Ancora oggi la bandiera
turca rispecchia la congiunzione di necessità provvidenziale e
geometria astrale nel cielo di quella notte: una falce di luna
calante, com’era il 29 maggio 1453, con accanto la fulgida stella
mattutina della sospirata Città.
Panagiotis Zografos , La presa di Costantinopoli |
Appendice
L'assedio a Santa Sofia
visto dai Cristiani e dagli Islamici
L’OCCHIO
GRECO
“Tutti i viali, le
strade e i vicoli erano pieni di sangue e di umore sanguigno che
colava dai cadaveri dei civili sgozzati e fatti a pezzi. Dalle case
venivano trascinate fuori le donne, nobili e libere, l’ancella
insieme alla padrona, a piedi nudi. Avresti dovuto vedere la più
infima soldataglia turca scovare e spartirsi fanciulle giovanissime e
nobilissime, laiche e religiose. Nella chiesa che si chiamava di
Santa Sofia, e che ora è una moschea turca, buttarono giù e fecero
a pezzi tutte le statue, le icone e le altre immagini di Cristo, dei
santi e delle sante.
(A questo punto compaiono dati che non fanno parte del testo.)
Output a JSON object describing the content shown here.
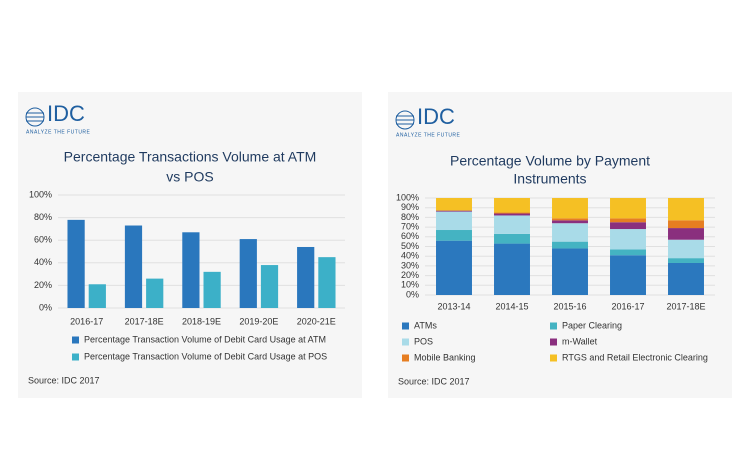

Saliti come invasati sul ripiano dell’ambone,
sulle are e sugli altari, si facevano beffe, esultando, della nostra
fede e dei riti cristiani e cantavano inni e lodi a Maometto.
Abbattute le porte
dell’iconostasi, agguantavano tutte le suppellettili sacre e le
sante reliquie e le gettavano via come cose spregevoli e abbiette.
Preferisco passare sotto silenzio ciò che hanno fatto nei calici,
nei vasi consacrati, sui drappi. I paramenti intessuti d’oro con le
immagini di Cristo e dei santi li usavano come giacigli per i loro
cani e per i loro cavalli”.
(Lettera di Isidoro di
Kiev a Bessarione, spedita da Candia il 6 luglio 1453. )
L’OCCHIO
TURCO
“Mentre il sultano
passeggiando visitava le file di abitazioni, le strade e I mercati di
quell’antica metropoli e vasta fortezza, espresse il desiderio di
visitare la chiesa chiamata Aya Sofya, che è modello del paradiso: O
sufi, se cerchi il paradiso,/ Aya Sofya del paradiso è sommo cielo.
Dopo aver goduto dello
spettacolo delle meravigliose e strabilianti opere d’arte presenti
sulla superficie concava della cupola, il Sovrano dell’Universo
salì sulla sua superficie convessa: la scalò come Gesù – l’Alito
di Dio – ascese al Quarto Cielo. Dopo avere ammirato, dalle
gallerie che sono fra i suoi piani, il pavimento simile a un mare
ondoso, uscì all’esterno della cupola. Quando vide la degradazione
e la rovina degli edifici annessi, pensò all’instabilità e alla
volubilità del mondo. Considerò che la sua fine è la rovina, e
malinconicamente, dalla sua favella che diffonde zucchero, scaturì
questo distico: Il ragno tira le tende alla finestra di Cosroe,/
il gufo suona la musica di guardia nel palazzo di Efrâsyâb.
(Da Tursun Beg,
Conquista della fortezza di Costantinopoli, pp.